For (1) the multiverse needs to be immensely larger than our universe, by a factor of at least 10^10^6 or so “instances”. The exact double exponent depends upon how closely people have to match before it’s reasonable to consider them to be essentially the same person. Perhaps on the order of millions of data points is enough, maybe more are needed. Evidence for MWI is nowhere near strong enough to justify this level of granularity in the state space and it doesn’t generalize well to space-time quantization so this probably isn’t enough. Tegmark’s hypothesis would be fine, though.
You don’t really need assumption (2). Simulations are not required, all it takes is any nonzero weight (no matter how small) of you not actually dying given each timeline of preceding experience. That includes possibilities like “it was all actually a dream”, a physical mock-up of your life, drug-induced states, and no doubt unboundedly many that none of us can imagine.
(3) is definitely required. With (1) there are almost certainly enormous numbers of people essentially identical to you and your experiences, who have the experience of dying and then waking up and you don’t know whether you’re going to turn out to be one of them, but those are immensely outweighed by those who don’t live on.

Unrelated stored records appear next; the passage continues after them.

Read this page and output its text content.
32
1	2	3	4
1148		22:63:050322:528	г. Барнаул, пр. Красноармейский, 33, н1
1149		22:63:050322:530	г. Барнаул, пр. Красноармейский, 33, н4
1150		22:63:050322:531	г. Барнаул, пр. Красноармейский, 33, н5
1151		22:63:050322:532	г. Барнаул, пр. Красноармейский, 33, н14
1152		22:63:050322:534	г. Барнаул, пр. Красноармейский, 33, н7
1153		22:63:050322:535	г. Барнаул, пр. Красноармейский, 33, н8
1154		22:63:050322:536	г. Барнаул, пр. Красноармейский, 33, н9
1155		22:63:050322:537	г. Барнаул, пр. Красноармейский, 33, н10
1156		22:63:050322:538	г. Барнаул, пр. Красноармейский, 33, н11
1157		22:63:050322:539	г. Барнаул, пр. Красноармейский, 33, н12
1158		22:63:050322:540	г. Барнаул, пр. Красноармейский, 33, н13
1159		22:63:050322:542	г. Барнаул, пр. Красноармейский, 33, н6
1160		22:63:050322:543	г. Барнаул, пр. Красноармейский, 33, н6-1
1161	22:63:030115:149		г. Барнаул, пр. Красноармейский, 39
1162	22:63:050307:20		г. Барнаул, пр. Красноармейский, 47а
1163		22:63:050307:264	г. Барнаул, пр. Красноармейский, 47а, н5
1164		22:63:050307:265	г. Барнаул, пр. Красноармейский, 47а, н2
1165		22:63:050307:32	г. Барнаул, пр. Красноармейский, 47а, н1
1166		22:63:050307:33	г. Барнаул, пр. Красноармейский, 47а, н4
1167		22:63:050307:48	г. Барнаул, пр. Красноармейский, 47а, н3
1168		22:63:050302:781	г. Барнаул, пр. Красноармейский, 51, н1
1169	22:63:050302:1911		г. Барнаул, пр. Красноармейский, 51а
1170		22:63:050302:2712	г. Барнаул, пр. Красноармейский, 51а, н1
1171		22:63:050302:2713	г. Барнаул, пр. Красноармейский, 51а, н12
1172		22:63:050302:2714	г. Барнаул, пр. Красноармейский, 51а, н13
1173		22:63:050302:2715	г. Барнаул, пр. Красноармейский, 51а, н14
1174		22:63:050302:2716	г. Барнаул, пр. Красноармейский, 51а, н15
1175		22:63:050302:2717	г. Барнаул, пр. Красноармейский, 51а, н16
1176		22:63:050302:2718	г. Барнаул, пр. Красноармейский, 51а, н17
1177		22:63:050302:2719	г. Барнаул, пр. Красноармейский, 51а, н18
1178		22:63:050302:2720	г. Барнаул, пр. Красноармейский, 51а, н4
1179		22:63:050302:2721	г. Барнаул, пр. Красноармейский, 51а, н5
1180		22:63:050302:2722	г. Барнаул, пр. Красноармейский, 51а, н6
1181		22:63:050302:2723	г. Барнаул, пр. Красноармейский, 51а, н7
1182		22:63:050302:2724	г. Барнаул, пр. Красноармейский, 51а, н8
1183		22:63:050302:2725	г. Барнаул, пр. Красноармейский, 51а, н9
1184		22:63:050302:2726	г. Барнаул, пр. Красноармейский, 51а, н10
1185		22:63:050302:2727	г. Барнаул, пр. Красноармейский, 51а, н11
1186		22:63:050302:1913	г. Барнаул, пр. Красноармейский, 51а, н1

Sure, those who do live on will think “wow I wasn’t expecting this!” and they will remember being you but without (3) they are actually someone else and their future will almost certainly be different from anything you would have experienced had you lived.
For (1) the multiverse needs to be immensely larger than our universe, by a factor of at least 10106 or so “instances”. The exact double exponent depends upon how closely people have to match before it’s reasonable to consider them to be essentially the same person. Perhaps on the order of millions of data points is enough, maybe more are needed. Evidence for MWI is nowhere near strong enough to justify this level of granularity in the state space and it doesn’t generalize well to space-time quantization so this probably isn’t enough.
Why? Even without unphysically ordering arbitrary point-states, isn’t the whole splitting behavior creates at least all subjectively-distinguishable instances?
I’m not saying that it’s impossible, just that we have no evidence of this degree of multiplicity. Even if the MWI interpretation was correct, the underlying state space could be very much coarser than this thought experiment requires without any effect on experimental observations at all. Or something even weirder! Quantum theories are an approximation, and pushing an approximation to extremes usually gives nonsense.
Saying that there are literally uncountably infinite many real states is going far beyond the actual evidence. We don’t—and can’t—have any evidence of actual infinity or indeed any physically existing entities of number anything like 10^million.
Unfortunately the nature of reality belongs to the collection of topics that we can’t expect the scientific method alone to guide us on. But perhaps you agree with that, since in your second paragraph you essentially point out that practically all of mathematics belongs to the same collection.
For (1) the multiverse needs to be immensely larger than our universe, by a factor of at least 10^10^6 or so “instances”. The exact double exponent depends upon how closely people have to match before it’s reasonable to consider them to be essentially the same person. Perhaps on the order of millions of data points is enough, maybe more are needed. Evidence for MWI is nowhere near strong enough to justify this level of granularity in the state space and it doesn’t generalize well to space-time quantization so this probably isn’t enough. Tegmark’s hypothesis would be fine, though.
You don’t really need assumption (2). Simulations are not required, all it takes is any nonzero weight (no matter how small) of you not actually dying given each timeline of preceding experience. That includes possibilities like “it was all actually a dream”, a physical mock-up of your life, drug-induced states, and no doubt unboundedly many that none of us can imagine.
(3) is definitely required. With (1) there are almost certainly enormous numbers of people essentially identical to you and your experiences, who have the experience of dying and then waking up and you don’t know whether you’re going to turn out to be one of them, but those are immensely outweighed by those who don’t live on.
Sure, those who do live on will think “wow I wasn’t expecting this!” and they will remember being you but without (3) they are actually someone else and their future will almost certainly be different from anything you would have experienced had you lived.
Why? Even without unphysically ordering arbitrary point-states, isn’t the whole splitting behavior creates at least all subjectively-distinguishable instances?
I’m not saying that it’s impossible, just that we have no evidence of this degree of multiplicity. Even if the MWI interpretation was correct, the underlying state space could be very much coarser than this thought experiment requires without any effect on experimental observations at all. Or something even weirder! Quantum theories are an approximation, and pushing an approximation to extremes usually gives nonsense.
Saying that there are literally uncountably infinite many real states is going far beyond the actual evidence. We don’t—and can’t—have any evidence of actual infinity or indeed any physically existing entities of number anything like 10^million.
Unfortunately the nature of reality belongs to the collection of topics that we can’t expect the scientific method alone to guide us on. But perhaps you agree with that, since in your second paragraph you essentially point out that practically all of mathematics belongs to the same collection.